JUR: “O que os críticos dizem é uma coisa, o que os escritores são — ou se acham —, realmente, é outra... Mas respeito o Wilson Martins. Ele sabe o que diz, deve saber, é um crítico conceituado. Mas eu mesmo não entendo por que é assim, se é assim”.

1 de novembro de 1997

“Utopia tropical"

1997-11
LACERDA, Rodrigo, “Utopia tropical — O feitiço da ilha do Pavão, novo romance de João Ubaldo Ribeiro, assinala um processo de isolamento geográfico e estilístico do escritor, que encontrou na fantasia e na linguagem barroca a melhor forma de preservar um universo de riso e luxúria”, Revista CULT, nov. 1997, p. 32-39.

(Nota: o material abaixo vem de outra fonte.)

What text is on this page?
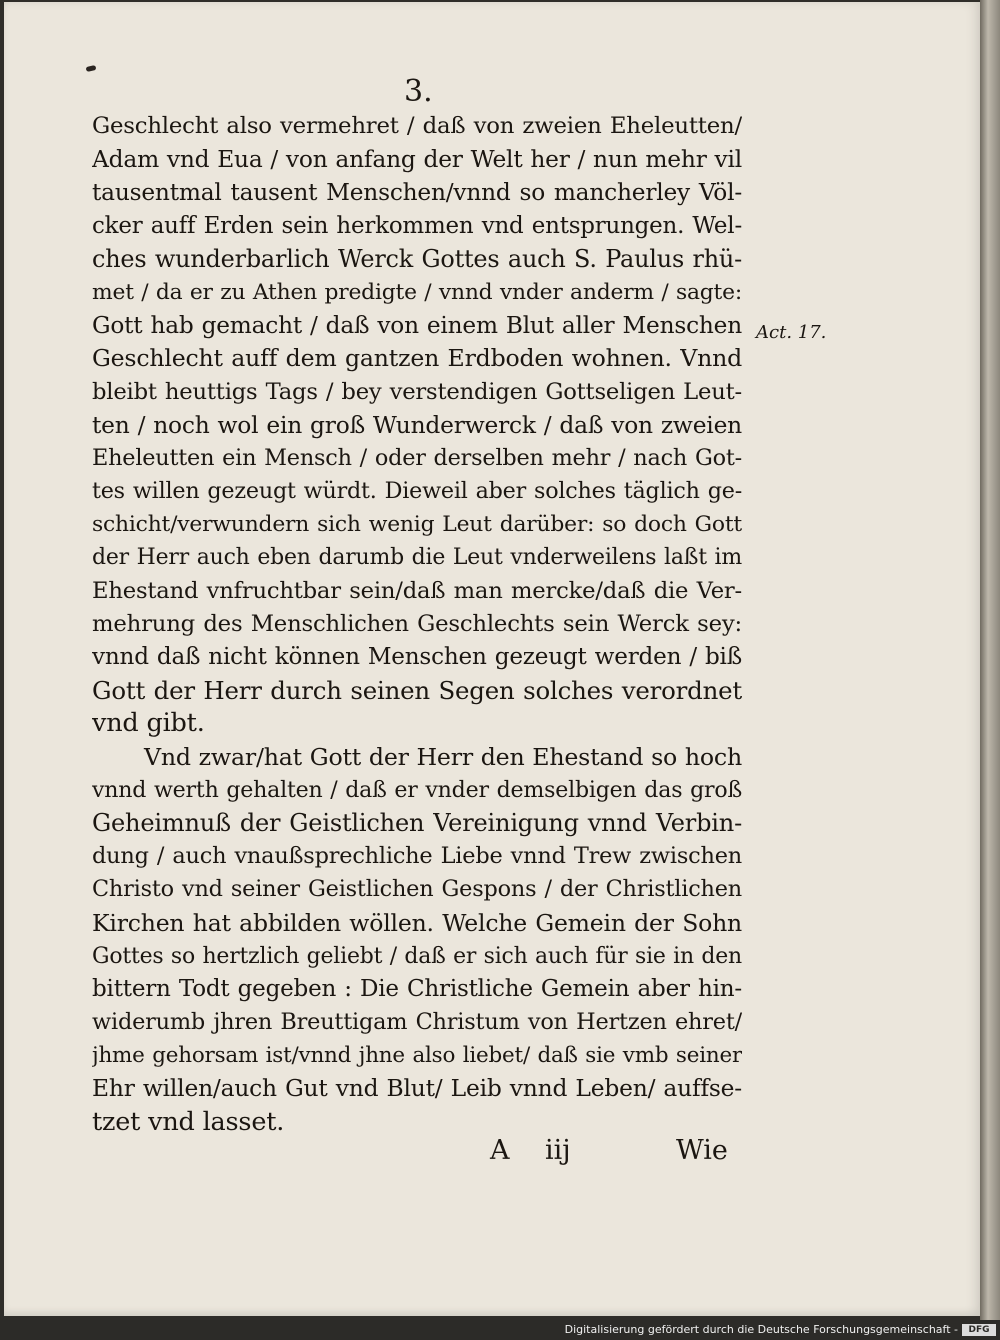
3.
Geschlecht also vermehret / daß von zweien Eheleutten/
Adam vnd Eua / von anfang der Welt her / nun mehr vil
tausentmal tausent Menschen/vnnd so mancherley Völ-
cker auff Erden sein herkommen vnd entsprungen. Wel-
ches wunderbarlich Werck Gottes auch S. Paulus rhü-
met / da er zu Athen predigte / vnnd vnder anderm / sagte:
Gott hab gemacht / daß von einem Blut aller Menschen
Geschlecht auff dem gantzen Erdboden wohnen. Vnnd
bleibt heuttigs Tags / bey verstendigen Gottseligen Leut-
ten / noch wol ein groß Wunderwerck / daß von zweien
Eheleutten ein Mensch / oder derselben mehr / nach Got-
tes willen gezeugt würdt. Dieweil aber solches täglich ge-
schicht/verwundern sich wenig Leut darüber: so doch Gott
der Herr auch eben darumb die Leut vnderweilens laßt im
Ehestand vnfruchtbar sein/daß man mercke/daß die Ver-
mehrung des Menschlichen Geschlechts sein Werck sey:
vnnd daß nicht können Menschen gezeugt werden / biß
Gott der Herr durch seinen Segen solches verordnet
vnd gibt.
Vnd zwar/hat Gott der Herr den Ehestand so hoch
vnnd werth gehalten / daß er vnder demselbigen das groß
Geheimnuß der Geistlichen Vereinigung vnnd Verbin-
dung / auch vnaußsprechliche Liebe vnnd Trew zwischen
Christo vnd seiner Geistlichen Gespons / der Christlichen
Kirchen hat abbilden wöllen. Welche Gemein der Sohn
Gottes so hertzlich geliebt / daß er sich auch für sie in den
bittern Todt gegeben : Die Christliche Gemein aber hin-
widerumb jhren Breuttigam Christum von Hertzen ehret/
jhme gehorsam ist/vnnd jhne also liebet/ daß sie vmb seiner
Ehr willen/auch Gut vnd Blut/ Leib vnnd Leben/ auffse-
tzet vnd lasset.
Act. 17.
A iij	Wie
Digitalisierung gefördert durch die Deutsche Forschungsgemeinschaft -	DFG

RL: “Talvez como reação a isso — e se não o é, bem poderia ser — João Ubaldo se recuse a pensar alto sobre seus livros. Aliás, ele nega-se a fazê-lo em qualquer circunstância, mesmo com seus próprios botões. Quando perguntado por que está tão distante do estilo dito contemporâneo de escrita, ele não hesita em responder: ‘Não faço a menor ideia’. Ou, quando caracteriza seu processo criativo, ele diz: ‘Eu só sento e escrevo. Escolho o título, ponho no papel, e aí continuo, ponho a dedicatória, a epígrafe e começo: Capítulo 1’. Se, no futuro, algum mestrando em teoria literária quiser fazer uma tese sobre sua obra, vai matar o escritor de aflição. Ele é daqueles que não suportam racionalizar sobre o que escreve. Além de negar qualquer planejamento antes e durante a escrita, em sua opinião também ‘o leitor é um mistério’ e a experiência da leitura idem, por consequência, o que inviabiliza qualquer teorização”.